Rev. bras. sementes v.29 n.3 Londrina  2007

http://dx.doi.org/10.1590/S0101-31222007000300004 

Avaliação de danos por umidade, em sementes de soja, utilizando a técnica da análise de imagens1

 

Image analysis technique to evaluate weathering damage in soybean seeds

 

 

Taís Leite Ferreira PintoI; Sílvio Moure CiceroII; Victor Augusto FortiIII

IEng. Agrª, Mestranda do Departamento de Produção Vegetal, USP/ESALQ, e-mail: tais_leite@yahoo.com
IIEng. Agrº, Dr., Professor Titular, Departamento de Produção Vegetal, USP/ESALQ, Caixa postal 09, CEP 13.418-900, Piracicaba, e-mail: smcicero@esalq.usp.br
IIIAluno de graduação em Agronomia, USP/ESALQ, e-mail: vaforti@esalq.usp.br

 

 


RESUMO

Entre os problemas envolvidos na produção de sementes de soja destacam-se os danos por umidade, que resultam em perdas de germinação e de vigor. A técnica de análise de imagens, por meio do teste de raios X, é um método de precisão que possibilita examinar, com detalhes, a região danificada ou alterada, sua localização e extensão. Por ser um método não destrutivo, as sementes em análise podem ser submetidas a testes fisiológicos e, desta forma, é possível estabelecer as relações de causa e efeito. O presente trabalho teve como objetivo avaliar a eficiência da técnica de análise de imagens, por meio do teste de raios X, na identificação dos danos por umidade em sementes de soja, comparativamente ao teste de tetrazólio. Sementes de diferentes lotes de um mesmo cultivar (BRS 184) foram submetidas ao teste de raios X e, posteriormente, destinadas ao teste de primeira contagem de germinação, de forma a relacionar os danos com os possíveis prejuízos proporcionados às sementes. Paralelamente, foi realizado o teste de tetrazólio visando comparação com o teste de raios X. Para a análise interpretativa do teste de raios X, foram consideradas a severidade e a localização dos danos, juntamente com as fotografias digitais das plântulas ou sementes mortas resultantes do teste de primeira contagem de germinação. Com os resultados obtidos, pode-se afirmar que a análise de imagens mostrou-se eficiente na detecção dos danos por umidade em sementes de soja.

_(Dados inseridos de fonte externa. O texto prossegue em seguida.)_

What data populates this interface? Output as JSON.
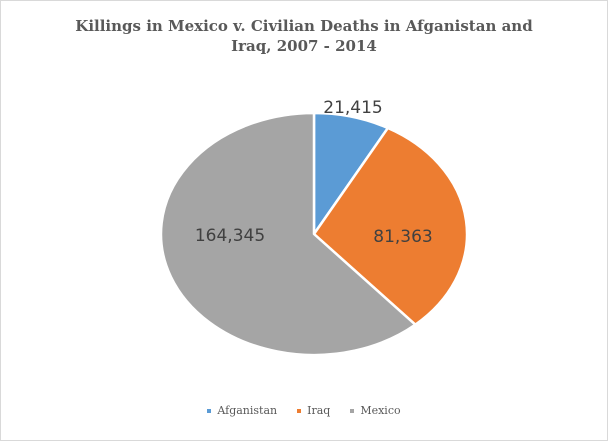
{
  "chart_data": {
    "type": "pie",
    "title_lines": [
      "Killings in Mexico v. Civilian Deaths in Afganistan and",
      "Iraq, 2007 - 2014"
    ],
    "slices": [
      {
        "name": "Afganistan",
        "value": 21415,
        "label": "21,415",
        "color": "#5b9bd5"
      },
      {
        "name": "Iraq",
        "value": 81363,
        "label": "81,363",
        "color": "#ed7d31"
      },
      {
        "name": "Mexico",
        "value": 164345,
        "label": "164,345",
        "color": "#a5a5a5"
      }
    ],
    "legend_position": "bottom",
    "start_angle": "12 o'clock, clockwise"
  }
}
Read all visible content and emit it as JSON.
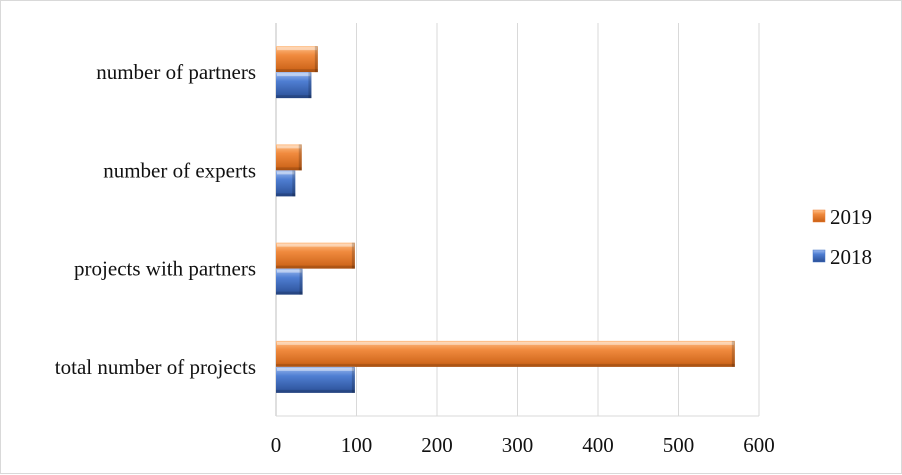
{
  "chart_data": {
    "type": "bar",
    "orientation": "horizontal",
    "title": "",
    "xlabel": "",
    "ylabel": "",
    "categories": [
      "number of partners",
      "number of experts",
      "projects with partners",
      "total number of projects"
    ],
    "series": [
      {
        "name": "2019",
        "color": "#ed7d31",
        "values": [
          52,
          32,
          98,
          570
        ]
      },
      {
        "name": "2018",
        "color": "#4472c4",
        "values": [
          44,
          24,
          33,
          98
        ]
      }
    ],
    "xlim": [
      0,
      600
    ],
    "xticks": [
      "0",
      "100",
      "200",
      "300",
      "400",
      "500",
      "600"
    ],
    "grid": "vertical",
    "legend": "right",
    "style": "3d-bevel"
  }
}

Termos para indexação: Teste de raios X, qualidade de sementes, Glycine max ( L.) Merrill.


ABSTRACT

Image analysis is a very promising technique to determine damage in seeds, which can result in germination and vigor losses. This precise method examines seeds individually using enlarged images in which damaged areas, as well their exact location and extension, can be found and examined in detail. Since this is a non-destructive method, analyzed seeds can be submitted to physiological tests to establish the relationship between damage and quality loss. The goal of this research was to study the efficiency of the image analysis technique, by the X-ray test, to identify weathering damage in soybean seeds, compared with the tetrazolium test. Seeds of different lots of soybean, cultivar BRS 184, were submitted to the X-ray test and, consecutively, used for the first count of the germination test, in order to determine the possible relationship between cause and effect. Simultaneously, the X-ray test was compared with the tetrazolium test. For the interpretation of X-ray test, the severity and location of weathering damage was considered. The results showed that image analysis, by the X-ray test, was efficient in detecting weathering damage in soybean seeds.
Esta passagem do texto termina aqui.